Dean Paul Martin was the son of crooner Dean Martin, and he died in a plane crash in 1987. Which is really sad. He really had the acting gift and comedic timing from his old man.

Shadow Chasers



Now, I thought this was a brilliant show. They had an "odd couple" sort of pairing of an anthropologist and a sort of dodgy tabloid guy who went "Scooby Doo" in following supernatural cases. I can hardly recall anything more about the show than that. This fact is a source of sorrow for me. Usually, I have crystal recall of the most useless things--this should probably be viewed as proof of the show's quality. I can't recall a damn thing of whatever I read from Proust. But I have theme-songs to more tv shows than you ever saw stuck in my head.

Probe

This is a snip from the first episode:



I liked Parker Stevenson. He was my favorite Hardy Boy, too. I mean, Shaun Cassidy was alright, even if his album sat uneasily next to the mysterious Kiss album whose name I've forgot, a couple of K-Tel soft-rock compilations and the ouevre of Leif Garrett. His genius character was eccentric, and some of the science bits were actually not offensive to my "Skepticism for Dummies" teen-brain. I blame the failure of this show on the underfunding of public schools.

Voyagers!



This was a great idea. The idea of time travel actually offers sooooooo much potential in the way of plot and scenes and story lines--oh, but because it was genre, it got a bad time slot and died like they are supposed to. But here's the fun--it had Meeno Peluce who is the brother of Soleil Moon Frye of Punky Brewster fame. And the sad, Jon-Erik Hexum died very shortly after this show because he fired a handgun with a blank at his own head, presumably unaware that the blank is still a projectile of sorts fired under pressure that could cause damage or kill. He died.

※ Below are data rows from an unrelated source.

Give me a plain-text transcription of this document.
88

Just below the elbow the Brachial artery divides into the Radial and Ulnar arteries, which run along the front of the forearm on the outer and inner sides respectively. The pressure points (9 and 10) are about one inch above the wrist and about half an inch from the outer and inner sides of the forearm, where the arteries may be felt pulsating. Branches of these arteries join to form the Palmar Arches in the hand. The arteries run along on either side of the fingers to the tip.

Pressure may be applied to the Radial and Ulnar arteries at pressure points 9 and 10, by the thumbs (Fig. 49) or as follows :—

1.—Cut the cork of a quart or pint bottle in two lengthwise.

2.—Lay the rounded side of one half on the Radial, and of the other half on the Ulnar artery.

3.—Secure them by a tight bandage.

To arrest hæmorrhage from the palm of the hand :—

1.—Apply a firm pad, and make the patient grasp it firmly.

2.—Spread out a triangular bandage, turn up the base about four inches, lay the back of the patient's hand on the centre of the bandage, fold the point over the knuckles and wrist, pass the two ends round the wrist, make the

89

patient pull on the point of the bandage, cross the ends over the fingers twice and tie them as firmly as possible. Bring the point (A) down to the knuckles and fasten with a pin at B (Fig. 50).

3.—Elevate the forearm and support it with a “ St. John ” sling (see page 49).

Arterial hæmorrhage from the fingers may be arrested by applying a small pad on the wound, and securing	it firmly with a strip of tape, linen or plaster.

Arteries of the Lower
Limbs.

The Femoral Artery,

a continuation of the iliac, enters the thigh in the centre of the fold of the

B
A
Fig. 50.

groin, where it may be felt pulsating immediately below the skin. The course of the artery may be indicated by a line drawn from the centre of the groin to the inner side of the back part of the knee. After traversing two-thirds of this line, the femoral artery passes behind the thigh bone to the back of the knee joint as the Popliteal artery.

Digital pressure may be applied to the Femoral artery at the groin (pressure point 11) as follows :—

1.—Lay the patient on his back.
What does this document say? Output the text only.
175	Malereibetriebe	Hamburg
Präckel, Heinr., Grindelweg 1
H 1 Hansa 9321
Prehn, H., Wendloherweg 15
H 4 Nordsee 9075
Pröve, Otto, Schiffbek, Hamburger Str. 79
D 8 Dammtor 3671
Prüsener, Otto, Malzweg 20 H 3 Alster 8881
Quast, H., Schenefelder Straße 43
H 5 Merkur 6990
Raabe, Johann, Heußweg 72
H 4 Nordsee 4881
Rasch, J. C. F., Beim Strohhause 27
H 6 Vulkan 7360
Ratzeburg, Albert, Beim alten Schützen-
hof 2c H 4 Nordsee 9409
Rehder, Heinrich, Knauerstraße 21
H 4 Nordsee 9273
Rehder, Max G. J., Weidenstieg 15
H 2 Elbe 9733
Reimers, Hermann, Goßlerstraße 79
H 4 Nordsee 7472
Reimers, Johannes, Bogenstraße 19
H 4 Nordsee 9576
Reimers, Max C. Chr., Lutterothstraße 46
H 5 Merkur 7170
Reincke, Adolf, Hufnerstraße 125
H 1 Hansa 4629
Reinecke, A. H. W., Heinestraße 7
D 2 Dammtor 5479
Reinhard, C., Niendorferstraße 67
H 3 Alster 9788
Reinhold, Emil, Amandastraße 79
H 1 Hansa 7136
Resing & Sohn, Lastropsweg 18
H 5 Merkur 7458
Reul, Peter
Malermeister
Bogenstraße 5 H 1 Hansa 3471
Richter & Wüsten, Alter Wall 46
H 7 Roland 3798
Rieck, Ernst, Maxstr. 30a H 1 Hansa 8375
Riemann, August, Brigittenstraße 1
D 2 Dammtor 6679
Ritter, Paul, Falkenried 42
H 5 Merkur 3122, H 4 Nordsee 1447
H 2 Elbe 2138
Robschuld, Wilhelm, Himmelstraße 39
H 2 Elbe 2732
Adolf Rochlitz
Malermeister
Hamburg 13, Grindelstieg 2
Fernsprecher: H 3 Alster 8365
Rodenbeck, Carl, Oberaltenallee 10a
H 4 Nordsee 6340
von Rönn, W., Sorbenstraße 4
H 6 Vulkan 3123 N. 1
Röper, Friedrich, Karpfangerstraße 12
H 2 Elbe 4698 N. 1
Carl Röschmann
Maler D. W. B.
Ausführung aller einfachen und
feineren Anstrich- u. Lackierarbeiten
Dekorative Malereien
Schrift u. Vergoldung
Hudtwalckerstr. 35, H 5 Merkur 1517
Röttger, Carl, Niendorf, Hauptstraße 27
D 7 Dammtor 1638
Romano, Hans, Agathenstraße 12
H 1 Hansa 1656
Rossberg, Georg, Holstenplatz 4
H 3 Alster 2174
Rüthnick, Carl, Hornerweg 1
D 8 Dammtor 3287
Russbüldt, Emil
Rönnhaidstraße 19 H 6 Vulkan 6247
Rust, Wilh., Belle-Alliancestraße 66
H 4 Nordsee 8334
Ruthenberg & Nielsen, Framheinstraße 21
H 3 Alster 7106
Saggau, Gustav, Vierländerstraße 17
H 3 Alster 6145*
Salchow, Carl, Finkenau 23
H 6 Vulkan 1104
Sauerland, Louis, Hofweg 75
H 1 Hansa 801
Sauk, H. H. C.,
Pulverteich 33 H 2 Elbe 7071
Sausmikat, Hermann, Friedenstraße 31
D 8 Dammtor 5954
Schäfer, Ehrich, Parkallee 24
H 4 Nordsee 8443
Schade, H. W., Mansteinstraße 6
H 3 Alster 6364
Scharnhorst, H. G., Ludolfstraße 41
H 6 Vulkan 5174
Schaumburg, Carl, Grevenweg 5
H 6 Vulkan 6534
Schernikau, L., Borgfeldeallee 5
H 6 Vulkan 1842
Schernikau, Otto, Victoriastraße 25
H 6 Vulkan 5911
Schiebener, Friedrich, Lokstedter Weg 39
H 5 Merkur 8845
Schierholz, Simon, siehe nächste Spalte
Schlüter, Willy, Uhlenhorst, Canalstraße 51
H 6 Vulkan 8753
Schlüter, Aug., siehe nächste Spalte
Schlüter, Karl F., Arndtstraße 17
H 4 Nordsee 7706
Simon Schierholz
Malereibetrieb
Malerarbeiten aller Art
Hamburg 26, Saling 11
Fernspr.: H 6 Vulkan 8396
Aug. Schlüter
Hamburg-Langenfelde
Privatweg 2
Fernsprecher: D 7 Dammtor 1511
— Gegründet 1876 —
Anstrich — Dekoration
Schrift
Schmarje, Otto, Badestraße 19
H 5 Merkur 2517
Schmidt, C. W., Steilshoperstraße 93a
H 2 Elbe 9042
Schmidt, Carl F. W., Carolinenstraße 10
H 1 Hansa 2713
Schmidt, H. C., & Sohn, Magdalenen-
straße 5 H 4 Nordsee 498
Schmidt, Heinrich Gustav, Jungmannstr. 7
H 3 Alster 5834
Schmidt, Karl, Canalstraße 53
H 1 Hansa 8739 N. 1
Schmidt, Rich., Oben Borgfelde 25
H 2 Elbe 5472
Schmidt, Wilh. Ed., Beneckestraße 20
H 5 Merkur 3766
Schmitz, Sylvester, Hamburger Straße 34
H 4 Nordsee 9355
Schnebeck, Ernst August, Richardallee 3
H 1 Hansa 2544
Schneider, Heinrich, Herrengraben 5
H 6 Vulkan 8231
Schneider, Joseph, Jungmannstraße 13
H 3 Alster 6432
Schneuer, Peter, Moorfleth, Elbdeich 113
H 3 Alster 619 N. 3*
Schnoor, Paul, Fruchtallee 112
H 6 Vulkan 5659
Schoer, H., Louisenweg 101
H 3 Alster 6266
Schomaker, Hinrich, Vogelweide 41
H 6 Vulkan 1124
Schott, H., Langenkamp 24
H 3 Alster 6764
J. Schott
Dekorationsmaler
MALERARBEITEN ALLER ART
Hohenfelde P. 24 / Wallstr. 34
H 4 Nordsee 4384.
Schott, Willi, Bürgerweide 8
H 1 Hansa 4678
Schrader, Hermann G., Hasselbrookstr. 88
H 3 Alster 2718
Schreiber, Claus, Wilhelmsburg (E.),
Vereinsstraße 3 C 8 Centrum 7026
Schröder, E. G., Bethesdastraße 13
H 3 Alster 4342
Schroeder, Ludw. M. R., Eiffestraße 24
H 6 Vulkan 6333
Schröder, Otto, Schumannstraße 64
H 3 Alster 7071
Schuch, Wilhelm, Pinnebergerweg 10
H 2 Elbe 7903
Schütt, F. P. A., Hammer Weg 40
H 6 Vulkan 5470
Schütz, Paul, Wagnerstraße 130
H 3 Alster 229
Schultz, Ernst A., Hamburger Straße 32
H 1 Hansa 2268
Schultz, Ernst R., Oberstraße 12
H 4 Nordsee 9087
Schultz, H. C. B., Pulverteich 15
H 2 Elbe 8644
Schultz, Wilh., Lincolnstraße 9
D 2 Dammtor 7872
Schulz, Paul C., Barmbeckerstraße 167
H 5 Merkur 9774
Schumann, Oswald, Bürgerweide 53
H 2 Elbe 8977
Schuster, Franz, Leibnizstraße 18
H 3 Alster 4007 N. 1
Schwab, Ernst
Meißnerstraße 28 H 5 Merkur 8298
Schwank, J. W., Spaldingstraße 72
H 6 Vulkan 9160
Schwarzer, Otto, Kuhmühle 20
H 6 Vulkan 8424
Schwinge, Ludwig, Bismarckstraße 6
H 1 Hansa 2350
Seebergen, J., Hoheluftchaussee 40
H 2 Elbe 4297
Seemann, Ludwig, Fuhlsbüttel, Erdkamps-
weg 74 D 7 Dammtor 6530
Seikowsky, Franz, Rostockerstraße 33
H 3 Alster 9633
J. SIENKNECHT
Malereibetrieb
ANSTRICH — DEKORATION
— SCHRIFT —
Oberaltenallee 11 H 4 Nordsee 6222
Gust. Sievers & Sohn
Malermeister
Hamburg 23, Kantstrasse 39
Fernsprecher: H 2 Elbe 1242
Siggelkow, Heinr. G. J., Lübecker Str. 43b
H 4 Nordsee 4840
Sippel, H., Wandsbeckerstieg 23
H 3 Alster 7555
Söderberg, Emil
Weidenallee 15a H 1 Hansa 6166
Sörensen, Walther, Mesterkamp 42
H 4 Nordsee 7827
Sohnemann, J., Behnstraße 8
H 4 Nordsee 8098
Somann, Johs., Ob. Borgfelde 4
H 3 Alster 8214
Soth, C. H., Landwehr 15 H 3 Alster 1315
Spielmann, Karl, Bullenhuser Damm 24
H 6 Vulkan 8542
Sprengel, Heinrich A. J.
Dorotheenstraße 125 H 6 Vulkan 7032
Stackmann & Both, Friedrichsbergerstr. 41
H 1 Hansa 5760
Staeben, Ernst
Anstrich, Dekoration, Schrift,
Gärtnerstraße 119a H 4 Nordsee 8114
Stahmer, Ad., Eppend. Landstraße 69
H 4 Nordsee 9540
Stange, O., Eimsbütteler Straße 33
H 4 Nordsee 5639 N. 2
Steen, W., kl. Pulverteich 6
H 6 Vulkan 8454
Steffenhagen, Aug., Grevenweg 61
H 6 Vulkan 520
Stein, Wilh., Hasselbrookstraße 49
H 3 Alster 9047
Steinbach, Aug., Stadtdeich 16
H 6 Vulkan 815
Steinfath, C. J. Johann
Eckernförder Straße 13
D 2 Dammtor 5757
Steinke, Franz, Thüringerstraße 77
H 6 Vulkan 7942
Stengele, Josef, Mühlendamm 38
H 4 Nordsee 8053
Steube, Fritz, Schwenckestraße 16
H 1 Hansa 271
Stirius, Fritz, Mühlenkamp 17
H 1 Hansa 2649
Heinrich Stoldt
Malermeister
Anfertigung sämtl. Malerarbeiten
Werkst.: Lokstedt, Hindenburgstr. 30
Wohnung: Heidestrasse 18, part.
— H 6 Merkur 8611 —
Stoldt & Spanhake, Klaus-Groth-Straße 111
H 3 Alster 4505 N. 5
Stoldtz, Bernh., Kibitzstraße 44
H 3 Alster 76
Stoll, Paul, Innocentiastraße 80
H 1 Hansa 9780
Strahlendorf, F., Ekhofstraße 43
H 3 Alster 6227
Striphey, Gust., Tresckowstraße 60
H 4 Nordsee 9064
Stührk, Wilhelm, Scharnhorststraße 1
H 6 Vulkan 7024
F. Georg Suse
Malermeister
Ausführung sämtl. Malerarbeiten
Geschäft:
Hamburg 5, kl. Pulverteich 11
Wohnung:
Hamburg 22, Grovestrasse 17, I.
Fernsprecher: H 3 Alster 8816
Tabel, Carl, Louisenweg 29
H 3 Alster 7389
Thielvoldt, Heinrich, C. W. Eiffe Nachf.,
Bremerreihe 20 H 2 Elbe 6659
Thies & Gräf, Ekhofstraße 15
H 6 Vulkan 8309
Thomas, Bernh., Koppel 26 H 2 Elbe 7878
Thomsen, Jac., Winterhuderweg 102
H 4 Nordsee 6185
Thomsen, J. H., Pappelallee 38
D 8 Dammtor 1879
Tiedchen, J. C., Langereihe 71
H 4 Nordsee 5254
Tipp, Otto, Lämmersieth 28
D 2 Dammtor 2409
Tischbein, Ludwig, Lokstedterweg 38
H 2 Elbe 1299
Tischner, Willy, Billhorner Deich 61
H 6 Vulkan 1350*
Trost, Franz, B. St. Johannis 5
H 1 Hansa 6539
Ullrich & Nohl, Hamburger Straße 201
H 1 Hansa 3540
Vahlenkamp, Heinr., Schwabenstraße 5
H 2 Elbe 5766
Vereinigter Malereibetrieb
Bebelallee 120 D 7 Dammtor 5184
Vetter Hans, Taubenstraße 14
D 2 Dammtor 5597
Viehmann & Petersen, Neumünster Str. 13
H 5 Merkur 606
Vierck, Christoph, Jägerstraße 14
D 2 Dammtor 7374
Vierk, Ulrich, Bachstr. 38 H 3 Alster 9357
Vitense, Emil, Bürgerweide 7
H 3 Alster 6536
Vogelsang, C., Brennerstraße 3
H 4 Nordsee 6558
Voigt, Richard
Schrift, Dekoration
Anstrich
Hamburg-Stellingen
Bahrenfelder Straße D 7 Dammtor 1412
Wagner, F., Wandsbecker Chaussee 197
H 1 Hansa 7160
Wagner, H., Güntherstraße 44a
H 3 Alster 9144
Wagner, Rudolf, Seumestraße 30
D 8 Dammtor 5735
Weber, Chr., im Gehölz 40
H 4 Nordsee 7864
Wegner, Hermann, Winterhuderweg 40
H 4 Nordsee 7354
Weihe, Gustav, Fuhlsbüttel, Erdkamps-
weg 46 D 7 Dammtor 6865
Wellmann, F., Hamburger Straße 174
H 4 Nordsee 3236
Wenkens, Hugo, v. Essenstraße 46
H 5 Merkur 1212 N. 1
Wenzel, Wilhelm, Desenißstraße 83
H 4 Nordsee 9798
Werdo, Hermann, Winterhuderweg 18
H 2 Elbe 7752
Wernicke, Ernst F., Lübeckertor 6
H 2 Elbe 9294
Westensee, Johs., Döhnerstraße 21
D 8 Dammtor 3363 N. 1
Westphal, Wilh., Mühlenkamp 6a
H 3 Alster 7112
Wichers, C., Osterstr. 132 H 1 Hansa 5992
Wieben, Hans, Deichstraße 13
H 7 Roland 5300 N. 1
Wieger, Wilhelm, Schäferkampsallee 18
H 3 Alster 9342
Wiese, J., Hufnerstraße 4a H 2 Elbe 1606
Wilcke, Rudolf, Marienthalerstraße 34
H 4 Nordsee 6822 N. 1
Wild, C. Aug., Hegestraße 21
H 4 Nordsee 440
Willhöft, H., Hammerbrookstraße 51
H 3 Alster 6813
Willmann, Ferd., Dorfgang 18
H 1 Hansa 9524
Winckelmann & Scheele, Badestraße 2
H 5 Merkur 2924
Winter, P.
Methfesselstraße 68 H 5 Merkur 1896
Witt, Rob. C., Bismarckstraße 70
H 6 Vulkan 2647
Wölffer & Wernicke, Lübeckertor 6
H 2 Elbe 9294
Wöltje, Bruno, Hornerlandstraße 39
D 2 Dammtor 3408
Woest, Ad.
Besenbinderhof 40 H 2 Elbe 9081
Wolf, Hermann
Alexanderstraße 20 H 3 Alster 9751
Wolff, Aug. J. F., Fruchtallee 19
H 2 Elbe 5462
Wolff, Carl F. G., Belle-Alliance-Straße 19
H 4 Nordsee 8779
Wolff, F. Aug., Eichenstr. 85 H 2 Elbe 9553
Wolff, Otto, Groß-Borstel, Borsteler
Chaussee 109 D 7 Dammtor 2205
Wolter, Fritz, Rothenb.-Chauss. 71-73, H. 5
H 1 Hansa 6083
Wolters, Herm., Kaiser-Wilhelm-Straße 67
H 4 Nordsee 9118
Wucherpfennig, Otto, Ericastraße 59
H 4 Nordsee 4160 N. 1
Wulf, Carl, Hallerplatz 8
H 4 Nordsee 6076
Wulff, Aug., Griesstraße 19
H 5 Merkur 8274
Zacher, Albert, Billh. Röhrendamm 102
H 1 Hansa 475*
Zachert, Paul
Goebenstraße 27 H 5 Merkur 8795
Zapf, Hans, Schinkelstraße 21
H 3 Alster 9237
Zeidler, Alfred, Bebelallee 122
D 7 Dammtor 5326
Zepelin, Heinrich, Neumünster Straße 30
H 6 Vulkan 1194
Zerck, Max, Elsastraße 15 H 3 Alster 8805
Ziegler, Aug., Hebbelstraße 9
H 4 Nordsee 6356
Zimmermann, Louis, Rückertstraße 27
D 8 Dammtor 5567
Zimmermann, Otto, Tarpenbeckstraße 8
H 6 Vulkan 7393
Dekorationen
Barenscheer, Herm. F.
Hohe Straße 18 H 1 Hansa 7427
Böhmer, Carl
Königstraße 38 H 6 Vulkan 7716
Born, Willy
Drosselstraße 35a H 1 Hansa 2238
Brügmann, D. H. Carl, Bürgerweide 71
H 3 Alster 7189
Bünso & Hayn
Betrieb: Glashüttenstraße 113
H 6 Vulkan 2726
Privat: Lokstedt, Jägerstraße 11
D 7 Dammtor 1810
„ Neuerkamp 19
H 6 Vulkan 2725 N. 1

* I realize quite after the fact that my tv-viewing tastes aren't like everyone else's. I love genre and awkwardness and things that feel "new". But I also have a high "camp" threshold, where I tolerate some damn silliness, also. I no longer think I kill tv shows with my watching them--but I do sometimes, superstitiously offer shows whose content I might like, a grace period by not watching their programs for a while until they've gotten popular. So Highlander managed five full seasons before I started watching, but Raven only saw one. I refrained from watching Buffy the Vampire Slayer until the end as well. I remain fascinated by the correlation (which I know is not causation) between dead genre shows and my having watched them.